In diese schöne entlegene Gegend führte mich mein Spezialgebiet zwischen Kunstgeschichte und Ägyptologie, die sogenannte Ägypten-Rezeption, ehedem mein Promotionsthema. Und dann erforschte ich im Rahmen eines Projektes an der Universität Heidelberg 2012–2016 den Berliner Tafelaufsatz von 1804 zur Hochzeit des Prinzen Wilhelm von Preußen, dem Bruder Friedrich Wilhelms III. Über dieses Kunstwerk mit vergoldeten Bronzefiguren habe ich 2016 ein Buch veröffentlicht. Dieser Tafelaufsatz wirkt wie ein Bühnenbild mit Palmenhain, ägyptischen Figurinen, also sehr geheimnisvoll. Vorher war nichts darüber bekannt. Ich habe herausgefunden, dass Luise, Prinzessin zu Mecklenburg-Strelitz und Königin von Preußen, als Auftraggeberin ihre Hand im Spiel hatte. Während der Arbeit an diesem Thema habe ich immer wieder an den „Ägyptischen Saal“ auf Schloss Hohenzieritz gedacht, den Luises Vater, Herzog Carl II. zu Mecklenburg-Strelitz, 1795 ausstaffieren ließ; sollte es da eine geheime Verbindung geben?

Sie sprechen im Zusammenhang mit dem „Ägyptischen Saal“ von einer Sensation. Warum?

Der Saal als Herzstück von Schloss und Garten verbirgt tatsächlich eine bisher unentdeckte Idee, ein „ägyptisches“ Geheimnis.
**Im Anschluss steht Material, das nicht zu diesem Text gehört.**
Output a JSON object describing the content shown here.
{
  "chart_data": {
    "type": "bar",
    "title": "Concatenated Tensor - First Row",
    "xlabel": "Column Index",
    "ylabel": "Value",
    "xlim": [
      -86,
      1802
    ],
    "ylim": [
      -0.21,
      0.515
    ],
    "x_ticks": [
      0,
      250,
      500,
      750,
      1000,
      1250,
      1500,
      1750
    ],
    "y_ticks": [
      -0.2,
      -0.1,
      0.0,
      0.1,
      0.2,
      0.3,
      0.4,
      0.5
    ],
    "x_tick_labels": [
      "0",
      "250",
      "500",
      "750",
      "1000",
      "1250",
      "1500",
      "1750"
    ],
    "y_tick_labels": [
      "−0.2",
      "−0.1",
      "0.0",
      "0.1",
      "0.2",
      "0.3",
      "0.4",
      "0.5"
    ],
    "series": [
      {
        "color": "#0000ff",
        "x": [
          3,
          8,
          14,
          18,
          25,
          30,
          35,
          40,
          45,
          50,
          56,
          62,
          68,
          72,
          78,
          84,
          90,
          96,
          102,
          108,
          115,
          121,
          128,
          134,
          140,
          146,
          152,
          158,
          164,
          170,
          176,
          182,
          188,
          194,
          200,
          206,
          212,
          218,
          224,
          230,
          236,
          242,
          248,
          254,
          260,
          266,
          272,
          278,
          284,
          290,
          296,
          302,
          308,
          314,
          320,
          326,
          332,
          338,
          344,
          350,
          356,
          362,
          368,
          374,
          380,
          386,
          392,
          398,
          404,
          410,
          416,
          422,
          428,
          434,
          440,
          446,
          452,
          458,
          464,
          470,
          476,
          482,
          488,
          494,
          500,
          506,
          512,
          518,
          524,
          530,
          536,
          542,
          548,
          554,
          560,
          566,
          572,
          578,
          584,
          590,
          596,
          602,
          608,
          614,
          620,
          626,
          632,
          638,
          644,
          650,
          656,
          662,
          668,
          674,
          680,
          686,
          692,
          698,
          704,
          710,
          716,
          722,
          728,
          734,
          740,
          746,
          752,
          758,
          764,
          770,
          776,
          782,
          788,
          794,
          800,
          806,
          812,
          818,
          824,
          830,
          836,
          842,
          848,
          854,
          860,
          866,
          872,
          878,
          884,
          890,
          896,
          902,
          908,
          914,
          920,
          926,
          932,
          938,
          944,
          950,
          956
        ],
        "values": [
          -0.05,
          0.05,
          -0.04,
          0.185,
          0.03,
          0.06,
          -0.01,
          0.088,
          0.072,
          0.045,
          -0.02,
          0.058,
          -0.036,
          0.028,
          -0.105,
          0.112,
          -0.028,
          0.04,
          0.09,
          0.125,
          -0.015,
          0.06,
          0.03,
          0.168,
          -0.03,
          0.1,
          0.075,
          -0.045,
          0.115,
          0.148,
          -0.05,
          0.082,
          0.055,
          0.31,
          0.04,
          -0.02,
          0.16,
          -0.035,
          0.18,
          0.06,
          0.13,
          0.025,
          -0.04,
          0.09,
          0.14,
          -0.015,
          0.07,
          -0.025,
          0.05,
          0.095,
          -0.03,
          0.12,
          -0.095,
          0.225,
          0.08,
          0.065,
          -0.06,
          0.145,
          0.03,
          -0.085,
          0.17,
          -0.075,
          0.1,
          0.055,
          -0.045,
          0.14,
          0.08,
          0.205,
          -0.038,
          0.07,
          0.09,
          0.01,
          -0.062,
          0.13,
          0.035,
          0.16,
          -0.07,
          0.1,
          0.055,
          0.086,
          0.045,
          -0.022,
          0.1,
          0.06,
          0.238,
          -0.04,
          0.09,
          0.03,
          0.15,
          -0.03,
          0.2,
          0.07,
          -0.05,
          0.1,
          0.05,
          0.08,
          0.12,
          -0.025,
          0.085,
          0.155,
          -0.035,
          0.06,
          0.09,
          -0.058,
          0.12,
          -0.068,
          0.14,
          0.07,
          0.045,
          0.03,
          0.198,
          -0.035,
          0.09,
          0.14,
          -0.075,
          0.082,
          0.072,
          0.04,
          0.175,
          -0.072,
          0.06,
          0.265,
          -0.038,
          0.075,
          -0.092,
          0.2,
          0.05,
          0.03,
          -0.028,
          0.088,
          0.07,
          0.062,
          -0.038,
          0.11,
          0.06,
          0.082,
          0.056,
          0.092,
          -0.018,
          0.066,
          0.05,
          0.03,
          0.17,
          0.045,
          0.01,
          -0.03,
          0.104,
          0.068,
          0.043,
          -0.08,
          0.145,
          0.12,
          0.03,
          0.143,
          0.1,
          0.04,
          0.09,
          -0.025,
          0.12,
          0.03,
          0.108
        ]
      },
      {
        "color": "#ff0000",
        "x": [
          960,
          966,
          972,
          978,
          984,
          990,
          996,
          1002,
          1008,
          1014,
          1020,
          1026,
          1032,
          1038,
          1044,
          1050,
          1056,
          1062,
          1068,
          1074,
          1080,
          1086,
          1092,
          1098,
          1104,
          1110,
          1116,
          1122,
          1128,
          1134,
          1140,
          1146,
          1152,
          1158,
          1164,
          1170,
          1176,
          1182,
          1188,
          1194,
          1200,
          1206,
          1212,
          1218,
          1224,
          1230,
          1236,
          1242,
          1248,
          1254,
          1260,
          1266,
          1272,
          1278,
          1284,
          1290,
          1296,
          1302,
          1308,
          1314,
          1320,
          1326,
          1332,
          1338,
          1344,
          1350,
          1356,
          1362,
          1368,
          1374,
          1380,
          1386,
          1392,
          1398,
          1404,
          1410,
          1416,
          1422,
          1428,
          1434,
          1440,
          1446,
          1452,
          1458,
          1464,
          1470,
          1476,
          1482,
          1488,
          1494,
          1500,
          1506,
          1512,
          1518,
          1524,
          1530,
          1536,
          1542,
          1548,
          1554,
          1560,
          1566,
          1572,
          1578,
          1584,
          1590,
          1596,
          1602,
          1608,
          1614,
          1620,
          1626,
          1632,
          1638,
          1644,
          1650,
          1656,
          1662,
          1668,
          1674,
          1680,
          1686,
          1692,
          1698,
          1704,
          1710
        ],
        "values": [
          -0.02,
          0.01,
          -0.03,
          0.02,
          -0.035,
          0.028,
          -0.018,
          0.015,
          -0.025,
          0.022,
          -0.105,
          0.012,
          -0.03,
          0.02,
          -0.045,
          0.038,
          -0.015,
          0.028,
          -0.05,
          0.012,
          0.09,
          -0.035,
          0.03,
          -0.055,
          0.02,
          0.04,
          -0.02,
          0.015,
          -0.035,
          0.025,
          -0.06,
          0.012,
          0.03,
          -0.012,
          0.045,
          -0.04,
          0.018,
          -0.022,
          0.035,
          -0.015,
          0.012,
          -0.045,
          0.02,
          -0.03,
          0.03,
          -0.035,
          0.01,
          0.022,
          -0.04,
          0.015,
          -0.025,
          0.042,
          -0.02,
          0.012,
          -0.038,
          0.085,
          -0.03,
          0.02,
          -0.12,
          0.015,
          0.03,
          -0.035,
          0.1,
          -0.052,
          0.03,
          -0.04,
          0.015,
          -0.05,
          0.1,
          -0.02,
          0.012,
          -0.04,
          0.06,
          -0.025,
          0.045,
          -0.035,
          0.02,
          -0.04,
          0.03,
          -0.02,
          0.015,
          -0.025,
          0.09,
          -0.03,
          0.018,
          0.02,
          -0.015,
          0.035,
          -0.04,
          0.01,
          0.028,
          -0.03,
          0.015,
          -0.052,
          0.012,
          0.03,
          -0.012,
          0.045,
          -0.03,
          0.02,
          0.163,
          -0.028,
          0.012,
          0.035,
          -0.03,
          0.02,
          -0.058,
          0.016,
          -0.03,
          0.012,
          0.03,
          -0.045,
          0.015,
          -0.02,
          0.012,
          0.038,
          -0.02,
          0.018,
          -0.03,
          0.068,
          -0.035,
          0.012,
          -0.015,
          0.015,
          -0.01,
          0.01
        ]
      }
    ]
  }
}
Von dort nimmt die preußische „Ägyptomanie“ durch Königin Luise als Mittlerin eine unvermutete Wendung, die bis 1850 in Berlin nachklingt. Erstmalig wird das Rätsel zweier verhüllter Tempel aufgezeigt. Eine spannende Kunst-Geschichte mit Hieroglyphen, Sphinxen, Göttern, Herrschern und Gelehrten.

Was reizte den Adel in Deutschland an Ägypten?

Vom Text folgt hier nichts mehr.